Some of these goals, the panel admitted in a discreet footnote, “require further technical work to find appropriate indicators” of success.
CLICK HERE FOR THE PANEL REPORT
What all of this might cost is also largely unexamined. Instead the panelists focus on benefits, often arrived at by elaborate methods. Thus, the report states, “Every $1 spent to reduce stunting [of growth in children] can yield up to $44.50 through increased future earnings.”

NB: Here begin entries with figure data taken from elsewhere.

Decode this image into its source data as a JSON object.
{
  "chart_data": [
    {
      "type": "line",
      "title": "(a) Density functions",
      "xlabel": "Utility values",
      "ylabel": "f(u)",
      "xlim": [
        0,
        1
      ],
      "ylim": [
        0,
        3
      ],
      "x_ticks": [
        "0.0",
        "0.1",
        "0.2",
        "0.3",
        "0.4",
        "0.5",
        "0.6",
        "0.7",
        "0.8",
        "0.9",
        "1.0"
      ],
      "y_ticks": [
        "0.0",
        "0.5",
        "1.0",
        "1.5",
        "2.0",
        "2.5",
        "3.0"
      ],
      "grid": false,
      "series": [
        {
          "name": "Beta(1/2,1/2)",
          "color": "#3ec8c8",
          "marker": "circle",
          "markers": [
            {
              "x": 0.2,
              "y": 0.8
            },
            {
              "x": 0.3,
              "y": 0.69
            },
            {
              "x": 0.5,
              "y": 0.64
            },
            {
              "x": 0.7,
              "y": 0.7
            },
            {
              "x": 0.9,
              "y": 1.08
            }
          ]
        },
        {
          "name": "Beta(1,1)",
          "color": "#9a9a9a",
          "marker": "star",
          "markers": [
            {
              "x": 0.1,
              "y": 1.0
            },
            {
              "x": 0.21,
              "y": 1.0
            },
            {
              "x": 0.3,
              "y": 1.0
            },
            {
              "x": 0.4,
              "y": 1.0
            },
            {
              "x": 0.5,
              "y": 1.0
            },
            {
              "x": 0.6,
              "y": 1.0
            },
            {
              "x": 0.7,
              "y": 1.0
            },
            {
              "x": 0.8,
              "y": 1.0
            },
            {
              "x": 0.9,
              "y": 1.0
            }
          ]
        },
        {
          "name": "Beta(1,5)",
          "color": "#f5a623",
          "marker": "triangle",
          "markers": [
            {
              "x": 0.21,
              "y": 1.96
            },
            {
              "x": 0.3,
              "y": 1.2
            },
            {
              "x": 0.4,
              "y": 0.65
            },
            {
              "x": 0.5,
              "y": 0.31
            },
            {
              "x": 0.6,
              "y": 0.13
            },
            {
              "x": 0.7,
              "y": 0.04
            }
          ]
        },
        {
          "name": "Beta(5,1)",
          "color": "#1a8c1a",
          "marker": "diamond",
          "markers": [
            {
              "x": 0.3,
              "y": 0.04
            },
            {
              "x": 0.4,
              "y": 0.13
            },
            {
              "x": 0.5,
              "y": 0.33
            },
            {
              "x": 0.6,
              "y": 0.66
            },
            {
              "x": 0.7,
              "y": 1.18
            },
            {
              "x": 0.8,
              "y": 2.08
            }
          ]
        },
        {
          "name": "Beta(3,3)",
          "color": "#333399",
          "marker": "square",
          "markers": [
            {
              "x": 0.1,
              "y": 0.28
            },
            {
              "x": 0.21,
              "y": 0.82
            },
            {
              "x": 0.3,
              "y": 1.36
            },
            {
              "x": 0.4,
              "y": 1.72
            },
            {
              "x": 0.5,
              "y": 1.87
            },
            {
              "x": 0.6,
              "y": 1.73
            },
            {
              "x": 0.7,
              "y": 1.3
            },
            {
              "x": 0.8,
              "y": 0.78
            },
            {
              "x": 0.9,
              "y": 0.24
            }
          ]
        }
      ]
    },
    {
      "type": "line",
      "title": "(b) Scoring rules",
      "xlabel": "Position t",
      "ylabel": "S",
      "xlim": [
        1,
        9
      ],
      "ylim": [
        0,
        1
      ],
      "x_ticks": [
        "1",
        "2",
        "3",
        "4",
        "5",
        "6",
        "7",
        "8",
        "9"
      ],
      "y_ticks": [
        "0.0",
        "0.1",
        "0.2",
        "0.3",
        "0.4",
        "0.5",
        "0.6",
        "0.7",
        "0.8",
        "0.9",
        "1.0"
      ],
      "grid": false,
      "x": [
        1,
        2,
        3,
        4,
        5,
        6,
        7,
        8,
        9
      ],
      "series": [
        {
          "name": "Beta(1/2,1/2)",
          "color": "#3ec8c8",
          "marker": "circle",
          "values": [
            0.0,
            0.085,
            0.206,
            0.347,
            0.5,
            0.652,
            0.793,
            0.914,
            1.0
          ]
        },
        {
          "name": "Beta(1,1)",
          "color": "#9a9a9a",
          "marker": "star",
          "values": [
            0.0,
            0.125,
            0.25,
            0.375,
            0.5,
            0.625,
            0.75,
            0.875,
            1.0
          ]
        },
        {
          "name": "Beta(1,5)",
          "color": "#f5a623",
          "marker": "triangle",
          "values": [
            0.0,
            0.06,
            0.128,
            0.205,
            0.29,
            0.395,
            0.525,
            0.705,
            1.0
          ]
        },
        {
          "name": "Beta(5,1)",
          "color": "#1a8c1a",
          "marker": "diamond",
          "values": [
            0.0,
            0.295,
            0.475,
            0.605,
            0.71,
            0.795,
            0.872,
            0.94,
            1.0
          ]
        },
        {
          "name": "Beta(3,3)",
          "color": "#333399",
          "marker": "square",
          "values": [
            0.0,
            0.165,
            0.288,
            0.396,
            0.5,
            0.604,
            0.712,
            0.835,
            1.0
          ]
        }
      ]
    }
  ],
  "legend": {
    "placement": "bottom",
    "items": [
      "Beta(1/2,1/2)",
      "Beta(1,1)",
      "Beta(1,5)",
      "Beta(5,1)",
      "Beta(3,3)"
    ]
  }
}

(The 2012 research paper cited by the panel, and examined by Fox News, sets the overall cost of a campaign to reduce the number of underweight children by 10 million annually -- along with 210 million adults -- at about $154 billion, in current terms. It assumes an averaged 15 percent increase in individual income due to higher agricultural productivity in Bangladesh, Ethiopia, Kenya and India as the main source of benefits.)
Nonetheless, observers development expert Kenny, a supporter of the goals, “given progress toward wiping out $1.25 a day poverty and the global decline in malnutrition, the eventual aim of close-to abolishing hunger so-defined doesn't sound implausible to me (even if it might be implausible by 2030).”
Of the rest, he says, “think of the proposal as a long list that will be chipped away at on the grounds of political and practical plausibility both in terms of measurement and achievement.”
Skeptic Easterly sees the new goals -- not to mention the long, elaborate ramp up, the incessant consulting, and frequent consultation with experts who essentially agree on the process -- differently.
As he puts it: “Compared to this, the Millennium Development Goals look like masterpieces of clarity. This process seems to get worse over time.”